Safety updates presented at the meeting show that serious adverse events after vaccination are extremely rare, but in some cases, they may rise above the risk for those problems generally seen in the population.

Those rare events include the disabling autoimmune condition Guillain-Barré syndrome and the platelet disorder thrombosis with thrombocytopenia (TTS), which causes blood clots along with the risk of excess bleeding because of a low platelet count.

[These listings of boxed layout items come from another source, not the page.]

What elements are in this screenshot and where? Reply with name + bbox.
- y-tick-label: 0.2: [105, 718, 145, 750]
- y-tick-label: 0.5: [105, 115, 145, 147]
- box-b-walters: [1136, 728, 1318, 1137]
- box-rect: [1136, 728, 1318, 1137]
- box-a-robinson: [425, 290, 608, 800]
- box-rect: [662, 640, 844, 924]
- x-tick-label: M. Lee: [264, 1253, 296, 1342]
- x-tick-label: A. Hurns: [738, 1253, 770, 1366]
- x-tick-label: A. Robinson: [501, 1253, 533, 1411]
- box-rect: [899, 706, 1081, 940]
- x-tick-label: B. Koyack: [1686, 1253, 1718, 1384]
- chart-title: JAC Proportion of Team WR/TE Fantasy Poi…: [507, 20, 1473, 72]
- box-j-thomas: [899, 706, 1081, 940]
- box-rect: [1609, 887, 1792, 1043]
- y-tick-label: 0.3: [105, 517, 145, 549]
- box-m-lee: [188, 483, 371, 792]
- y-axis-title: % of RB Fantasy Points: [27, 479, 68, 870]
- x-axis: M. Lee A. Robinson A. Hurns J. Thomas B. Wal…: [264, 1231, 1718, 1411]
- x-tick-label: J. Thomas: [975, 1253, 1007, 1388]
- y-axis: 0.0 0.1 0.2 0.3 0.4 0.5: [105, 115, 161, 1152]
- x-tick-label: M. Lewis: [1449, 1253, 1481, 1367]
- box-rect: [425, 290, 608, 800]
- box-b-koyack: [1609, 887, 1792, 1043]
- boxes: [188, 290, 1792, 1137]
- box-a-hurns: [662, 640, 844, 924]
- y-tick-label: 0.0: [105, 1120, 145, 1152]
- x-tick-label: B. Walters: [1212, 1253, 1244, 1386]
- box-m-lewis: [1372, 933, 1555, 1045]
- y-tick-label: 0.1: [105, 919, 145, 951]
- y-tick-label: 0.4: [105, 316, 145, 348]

Both can occur after the J&J vaccine. Out of 15.3 million doses of the vaccine given to date, there have been 47 cases of TTS and five deaths. These events are more common in younger women.

The mRNA vaccines, such as those from Pfizer and Moderna, can cause heart inflammation called myocarditis or pericarditis. This side effect is more common in men 18-24 years old. The reported rate of myocarditis after vaccination is 39 cases for every 1 million doses.

In voting to permit boosters, committee member Wilbur Chen, MD, professor at the University of Maryland’s Center for Vaccine Development, said he hoped boosters wouldn’t give Americans false confidence.

Dr. Chen stressed that ending the pandemic would depend on “a multilayered approach” that includes masking, social distancing, avoiding large crowds indoors, and convincing more Americans to take their first doses of the vaccines.

“We’re not just going to vaccinate ourselves out of this situation,” Dr. Chen said.
 

A version of this article first appeared on WebMD.com.